There are two acute phases of SCI, namely primary (at the moment of injury and immediately thereafter) and secondary (i.e. minutes to weeks or months post injury). The initial mechanical insult to the spinal cord is considered to be the primary injury; currently, damage incurred from this trauma cannot be reversed with pharmaceuticals. The primary injury is the strongest predictor of overall prognosis (Oyinbo 2011). Within minutes after the initial insult, physiological and molecular changes occur that amplify the injury and enlarge the lesion site; these subsequent reactions are referred to as secondary injuries.
The primary injury is manifested by neuron death at the impact site and hemorrhaging. Secondary injuries also include continued neuron death and hemorrhaging, but also extend to encompass edema and inflammation, vascular alterations (e.g. neurogenic shock, ischemia), and biochemical reactions (e.g. production of toxic reactive oxygen species and neurotransmitters).

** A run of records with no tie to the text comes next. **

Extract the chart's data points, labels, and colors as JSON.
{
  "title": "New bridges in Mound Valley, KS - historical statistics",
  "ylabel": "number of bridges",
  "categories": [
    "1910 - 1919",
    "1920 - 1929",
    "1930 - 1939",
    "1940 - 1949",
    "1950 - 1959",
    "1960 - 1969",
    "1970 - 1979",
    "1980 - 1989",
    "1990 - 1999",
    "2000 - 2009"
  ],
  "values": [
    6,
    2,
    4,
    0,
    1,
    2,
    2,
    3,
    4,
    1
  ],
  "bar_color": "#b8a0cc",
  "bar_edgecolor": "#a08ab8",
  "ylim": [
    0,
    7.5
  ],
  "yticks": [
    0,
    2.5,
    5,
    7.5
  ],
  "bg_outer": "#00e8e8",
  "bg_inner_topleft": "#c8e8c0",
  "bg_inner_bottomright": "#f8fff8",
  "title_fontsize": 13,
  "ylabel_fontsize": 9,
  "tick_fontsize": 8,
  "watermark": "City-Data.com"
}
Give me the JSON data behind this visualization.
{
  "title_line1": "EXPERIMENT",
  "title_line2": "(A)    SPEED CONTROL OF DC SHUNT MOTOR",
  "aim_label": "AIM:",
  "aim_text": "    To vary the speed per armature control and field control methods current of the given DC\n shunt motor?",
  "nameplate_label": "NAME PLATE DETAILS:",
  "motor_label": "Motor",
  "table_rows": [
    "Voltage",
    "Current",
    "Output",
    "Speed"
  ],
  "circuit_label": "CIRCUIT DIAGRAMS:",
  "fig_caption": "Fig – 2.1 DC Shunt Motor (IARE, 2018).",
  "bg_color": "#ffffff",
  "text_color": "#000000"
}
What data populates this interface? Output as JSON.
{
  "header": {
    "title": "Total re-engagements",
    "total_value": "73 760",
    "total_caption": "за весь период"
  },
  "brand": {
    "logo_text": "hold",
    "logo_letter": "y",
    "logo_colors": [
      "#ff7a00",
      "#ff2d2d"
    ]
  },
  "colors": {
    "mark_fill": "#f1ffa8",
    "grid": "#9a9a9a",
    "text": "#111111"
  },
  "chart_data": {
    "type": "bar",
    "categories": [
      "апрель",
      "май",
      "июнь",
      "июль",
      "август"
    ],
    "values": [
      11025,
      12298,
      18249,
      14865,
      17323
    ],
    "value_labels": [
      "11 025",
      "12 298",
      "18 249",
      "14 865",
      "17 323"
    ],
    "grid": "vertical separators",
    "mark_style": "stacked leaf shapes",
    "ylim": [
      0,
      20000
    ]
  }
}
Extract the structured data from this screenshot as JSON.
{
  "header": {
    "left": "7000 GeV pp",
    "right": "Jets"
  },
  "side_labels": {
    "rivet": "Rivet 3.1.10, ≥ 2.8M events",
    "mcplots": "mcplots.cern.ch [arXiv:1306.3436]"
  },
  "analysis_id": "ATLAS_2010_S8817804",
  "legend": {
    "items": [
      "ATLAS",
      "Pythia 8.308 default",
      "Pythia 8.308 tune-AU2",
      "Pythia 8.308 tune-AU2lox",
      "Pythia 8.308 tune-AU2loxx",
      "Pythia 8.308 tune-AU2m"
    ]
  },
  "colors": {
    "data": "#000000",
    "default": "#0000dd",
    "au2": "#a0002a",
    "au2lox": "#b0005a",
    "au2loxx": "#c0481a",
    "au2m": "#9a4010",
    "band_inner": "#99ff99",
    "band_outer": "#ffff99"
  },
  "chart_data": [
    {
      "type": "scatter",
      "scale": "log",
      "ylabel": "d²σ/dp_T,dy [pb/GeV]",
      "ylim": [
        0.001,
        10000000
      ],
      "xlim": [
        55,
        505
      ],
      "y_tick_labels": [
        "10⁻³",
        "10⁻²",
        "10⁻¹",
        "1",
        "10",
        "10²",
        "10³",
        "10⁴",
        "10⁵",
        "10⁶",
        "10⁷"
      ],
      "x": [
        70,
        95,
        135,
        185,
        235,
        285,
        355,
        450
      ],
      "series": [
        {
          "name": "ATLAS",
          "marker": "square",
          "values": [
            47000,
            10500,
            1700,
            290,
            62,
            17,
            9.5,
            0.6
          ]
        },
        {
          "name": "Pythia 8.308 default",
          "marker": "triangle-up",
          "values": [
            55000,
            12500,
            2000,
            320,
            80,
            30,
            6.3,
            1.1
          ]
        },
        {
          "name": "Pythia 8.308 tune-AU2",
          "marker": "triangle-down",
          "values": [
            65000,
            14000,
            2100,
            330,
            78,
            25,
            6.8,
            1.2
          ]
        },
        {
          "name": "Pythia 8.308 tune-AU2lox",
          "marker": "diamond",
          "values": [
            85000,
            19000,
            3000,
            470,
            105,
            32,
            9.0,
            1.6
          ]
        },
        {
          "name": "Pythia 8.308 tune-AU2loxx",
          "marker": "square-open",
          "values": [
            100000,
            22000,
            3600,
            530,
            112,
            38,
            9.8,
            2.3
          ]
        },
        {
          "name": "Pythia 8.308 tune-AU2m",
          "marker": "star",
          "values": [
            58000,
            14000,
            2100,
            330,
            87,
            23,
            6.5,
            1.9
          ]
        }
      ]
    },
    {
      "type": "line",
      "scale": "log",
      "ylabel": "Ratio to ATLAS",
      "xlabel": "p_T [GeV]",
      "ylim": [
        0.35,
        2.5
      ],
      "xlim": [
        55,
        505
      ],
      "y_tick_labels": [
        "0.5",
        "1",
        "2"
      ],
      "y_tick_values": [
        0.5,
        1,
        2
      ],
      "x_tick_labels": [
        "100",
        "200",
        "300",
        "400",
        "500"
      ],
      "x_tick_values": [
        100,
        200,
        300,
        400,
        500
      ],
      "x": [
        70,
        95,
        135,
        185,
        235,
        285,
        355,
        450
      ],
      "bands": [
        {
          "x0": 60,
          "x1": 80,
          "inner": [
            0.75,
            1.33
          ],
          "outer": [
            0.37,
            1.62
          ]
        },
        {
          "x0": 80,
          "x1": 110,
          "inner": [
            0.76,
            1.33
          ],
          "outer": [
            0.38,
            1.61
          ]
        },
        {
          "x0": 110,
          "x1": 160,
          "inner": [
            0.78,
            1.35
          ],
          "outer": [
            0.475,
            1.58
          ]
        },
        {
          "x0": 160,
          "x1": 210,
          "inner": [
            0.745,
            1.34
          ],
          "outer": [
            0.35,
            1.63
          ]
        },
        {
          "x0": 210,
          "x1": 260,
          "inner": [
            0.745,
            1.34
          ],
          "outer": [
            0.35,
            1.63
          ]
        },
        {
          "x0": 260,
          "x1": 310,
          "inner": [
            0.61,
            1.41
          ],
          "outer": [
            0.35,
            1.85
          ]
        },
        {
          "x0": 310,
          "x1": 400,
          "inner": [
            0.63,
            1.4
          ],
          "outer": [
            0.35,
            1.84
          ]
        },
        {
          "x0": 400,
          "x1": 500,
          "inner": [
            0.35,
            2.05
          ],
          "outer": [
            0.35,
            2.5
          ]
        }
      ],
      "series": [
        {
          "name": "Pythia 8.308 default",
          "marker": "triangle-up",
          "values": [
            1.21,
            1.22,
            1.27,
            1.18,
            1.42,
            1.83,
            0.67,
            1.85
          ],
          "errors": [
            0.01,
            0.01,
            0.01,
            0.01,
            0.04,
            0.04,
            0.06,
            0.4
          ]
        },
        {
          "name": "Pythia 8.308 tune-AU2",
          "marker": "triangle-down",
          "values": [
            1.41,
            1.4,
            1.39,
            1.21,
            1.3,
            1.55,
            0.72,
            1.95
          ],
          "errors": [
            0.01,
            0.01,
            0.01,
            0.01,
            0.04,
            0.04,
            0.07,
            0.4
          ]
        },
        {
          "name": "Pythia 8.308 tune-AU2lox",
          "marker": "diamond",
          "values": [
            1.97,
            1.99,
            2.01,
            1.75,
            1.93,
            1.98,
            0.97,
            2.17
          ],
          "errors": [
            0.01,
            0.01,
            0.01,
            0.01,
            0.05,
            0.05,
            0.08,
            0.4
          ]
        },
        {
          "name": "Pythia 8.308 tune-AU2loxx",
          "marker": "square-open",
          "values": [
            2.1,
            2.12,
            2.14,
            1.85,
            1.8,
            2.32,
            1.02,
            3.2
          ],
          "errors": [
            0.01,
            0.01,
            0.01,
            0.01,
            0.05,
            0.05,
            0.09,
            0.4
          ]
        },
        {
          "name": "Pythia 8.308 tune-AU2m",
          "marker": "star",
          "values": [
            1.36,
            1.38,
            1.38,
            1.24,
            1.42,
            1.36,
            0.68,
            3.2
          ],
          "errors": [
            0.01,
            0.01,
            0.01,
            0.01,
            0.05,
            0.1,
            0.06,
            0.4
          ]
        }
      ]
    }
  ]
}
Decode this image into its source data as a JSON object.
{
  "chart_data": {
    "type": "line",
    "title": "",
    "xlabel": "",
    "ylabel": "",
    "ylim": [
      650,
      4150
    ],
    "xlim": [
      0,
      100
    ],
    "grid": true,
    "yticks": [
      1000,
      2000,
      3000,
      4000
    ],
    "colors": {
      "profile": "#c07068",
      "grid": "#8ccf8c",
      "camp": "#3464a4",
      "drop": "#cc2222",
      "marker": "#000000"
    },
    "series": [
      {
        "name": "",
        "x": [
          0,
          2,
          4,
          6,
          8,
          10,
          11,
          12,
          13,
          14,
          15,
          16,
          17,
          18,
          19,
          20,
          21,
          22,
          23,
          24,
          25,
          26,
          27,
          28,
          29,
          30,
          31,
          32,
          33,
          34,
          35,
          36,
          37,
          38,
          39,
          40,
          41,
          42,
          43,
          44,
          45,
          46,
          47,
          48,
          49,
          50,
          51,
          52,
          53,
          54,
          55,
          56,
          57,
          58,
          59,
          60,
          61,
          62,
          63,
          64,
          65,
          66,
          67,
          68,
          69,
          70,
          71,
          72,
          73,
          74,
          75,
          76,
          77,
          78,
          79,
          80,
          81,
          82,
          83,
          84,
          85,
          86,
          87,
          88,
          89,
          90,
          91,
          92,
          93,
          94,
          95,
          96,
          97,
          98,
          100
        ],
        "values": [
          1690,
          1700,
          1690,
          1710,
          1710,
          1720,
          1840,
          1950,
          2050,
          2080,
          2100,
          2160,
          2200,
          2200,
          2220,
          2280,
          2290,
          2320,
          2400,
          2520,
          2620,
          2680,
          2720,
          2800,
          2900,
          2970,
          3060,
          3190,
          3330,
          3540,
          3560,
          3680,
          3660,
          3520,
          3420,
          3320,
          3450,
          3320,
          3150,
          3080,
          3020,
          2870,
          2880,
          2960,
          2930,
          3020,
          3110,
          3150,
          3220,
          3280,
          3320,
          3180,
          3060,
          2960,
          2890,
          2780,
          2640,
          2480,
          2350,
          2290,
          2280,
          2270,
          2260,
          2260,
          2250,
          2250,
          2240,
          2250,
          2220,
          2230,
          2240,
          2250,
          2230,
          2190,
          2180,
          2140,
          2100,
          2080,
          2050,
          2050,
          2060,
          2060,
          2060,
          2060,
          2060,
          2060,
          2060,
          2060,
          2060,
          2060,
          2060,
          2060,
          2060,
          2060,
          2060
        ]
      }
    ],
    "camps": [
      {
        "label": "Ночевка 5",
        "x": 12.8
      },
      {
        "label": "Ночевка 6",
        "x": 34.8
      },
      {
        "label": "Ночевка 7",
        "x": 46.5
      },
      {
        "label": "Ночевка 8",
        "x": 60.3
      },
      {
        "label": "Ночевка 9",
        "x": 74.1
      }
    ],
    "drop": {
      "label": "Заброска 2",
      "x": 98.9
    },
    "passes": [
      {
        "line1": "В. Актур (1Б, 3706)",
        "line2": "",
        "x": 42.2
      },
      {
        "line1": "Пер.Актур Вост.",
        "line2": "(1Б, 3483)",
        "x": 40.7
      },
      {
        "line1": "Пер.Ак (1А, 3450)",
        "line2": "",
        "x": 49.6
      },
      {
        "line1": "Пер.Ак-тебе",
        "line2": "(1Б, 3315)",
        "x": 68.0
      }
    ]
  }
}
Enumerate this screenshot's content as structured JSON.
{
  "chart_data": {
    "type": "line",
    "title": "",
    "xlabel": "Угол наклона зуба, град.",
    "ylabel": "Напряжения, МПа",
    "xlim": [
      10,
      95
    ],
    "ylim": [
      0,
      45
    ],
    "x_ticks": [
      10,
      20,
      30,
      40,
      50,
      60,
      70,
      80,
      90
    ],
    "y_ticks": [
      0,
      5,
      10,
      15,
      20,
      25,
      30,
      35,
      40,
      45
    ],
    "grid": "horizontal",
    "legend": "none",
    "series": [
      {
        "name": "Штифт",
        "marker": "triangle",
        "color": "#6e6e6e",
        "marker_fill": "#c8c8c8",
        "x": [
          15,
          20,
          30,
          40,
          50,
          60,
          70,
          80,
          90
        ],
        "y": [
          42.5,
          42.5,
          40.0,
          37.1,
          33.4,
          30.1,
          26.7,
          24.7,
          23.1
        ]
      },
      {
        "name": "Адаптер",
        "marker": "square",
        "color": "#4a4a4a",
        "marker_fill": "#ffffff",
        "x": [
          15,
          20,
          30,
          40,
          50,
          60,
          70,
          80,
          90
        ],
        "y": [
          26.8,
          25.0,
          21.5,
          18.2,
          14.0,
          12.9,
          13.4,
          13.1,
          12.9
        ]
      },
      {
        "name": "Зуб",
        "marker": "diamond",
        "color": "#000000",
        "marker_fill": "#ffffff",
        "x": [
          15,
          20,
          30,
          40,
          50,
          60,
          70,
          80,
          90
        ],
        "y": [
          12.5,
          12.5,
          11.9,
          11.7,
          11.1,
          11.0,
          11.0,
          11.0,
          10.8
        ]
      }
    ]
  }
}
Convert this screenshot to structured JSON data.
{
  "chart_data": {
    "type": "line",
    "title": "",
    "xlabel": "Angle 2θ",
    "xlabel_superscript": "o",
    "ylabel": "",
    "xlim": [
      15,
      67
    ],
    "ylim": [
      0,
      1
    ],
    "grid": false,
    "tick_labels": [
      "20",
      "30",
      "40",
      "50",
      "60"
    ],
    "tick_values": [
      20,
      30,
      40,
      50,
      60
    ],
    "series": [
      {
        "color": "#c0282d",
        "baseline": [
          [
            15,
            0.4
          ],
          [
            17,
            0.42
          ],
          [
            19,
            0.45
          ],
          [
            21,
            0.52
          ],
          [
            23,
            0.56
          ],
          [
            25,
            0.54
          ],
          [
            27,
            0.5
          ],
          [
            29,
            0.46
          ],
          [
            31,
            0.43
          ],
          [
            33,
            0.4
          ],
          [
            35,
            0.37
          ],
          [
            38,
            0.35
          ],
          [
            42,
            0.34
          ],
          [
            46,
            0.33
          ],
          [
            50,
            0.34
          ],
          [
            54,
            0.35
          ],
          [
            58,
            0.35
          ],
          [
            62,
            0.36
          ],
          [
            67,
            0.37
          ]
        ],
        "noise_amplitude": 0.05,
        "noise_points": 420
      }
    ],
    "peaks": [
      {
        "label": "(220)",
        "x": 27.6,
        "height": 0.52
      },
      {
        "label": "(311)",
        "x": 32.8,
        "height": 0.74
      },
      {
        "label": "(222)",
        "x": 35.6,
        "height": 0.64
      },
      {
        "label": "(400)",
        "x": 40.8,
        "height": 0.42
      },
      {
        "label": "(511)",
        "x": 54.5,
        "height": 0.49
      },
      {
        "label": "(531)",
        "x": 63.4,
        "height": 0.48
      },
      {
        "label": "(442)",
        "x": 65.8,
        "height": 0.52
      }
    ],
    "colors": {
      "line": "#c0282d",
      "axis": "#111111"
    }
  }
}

The majority of the secondary injury is determined within days to a week and is the time frame during which neuroprotective strategies should be initiated. Secondary injuries continue to mount for weeks to months after injury (Fleming et al. 2006) and can substantially worsen the injury sustained from the initial trauma.
Traditionally, the medical care of those impacted by SCI focused on keeping the patient alive and later addressing complications (e.g. spasticity, pain, bladder dysfunction) that arose from the initial injury. Recently, efforts have been placed on protecting neurons from additional damage caused by secondary injuries (Sadowsky et al. 2002), and also on comprehensive and intensive rehabilitation. This concept of “neuroprotection” has initiated medical research to develop pharmaceuticals that target the imminent vascular and biochemical reactions that occur after SCI.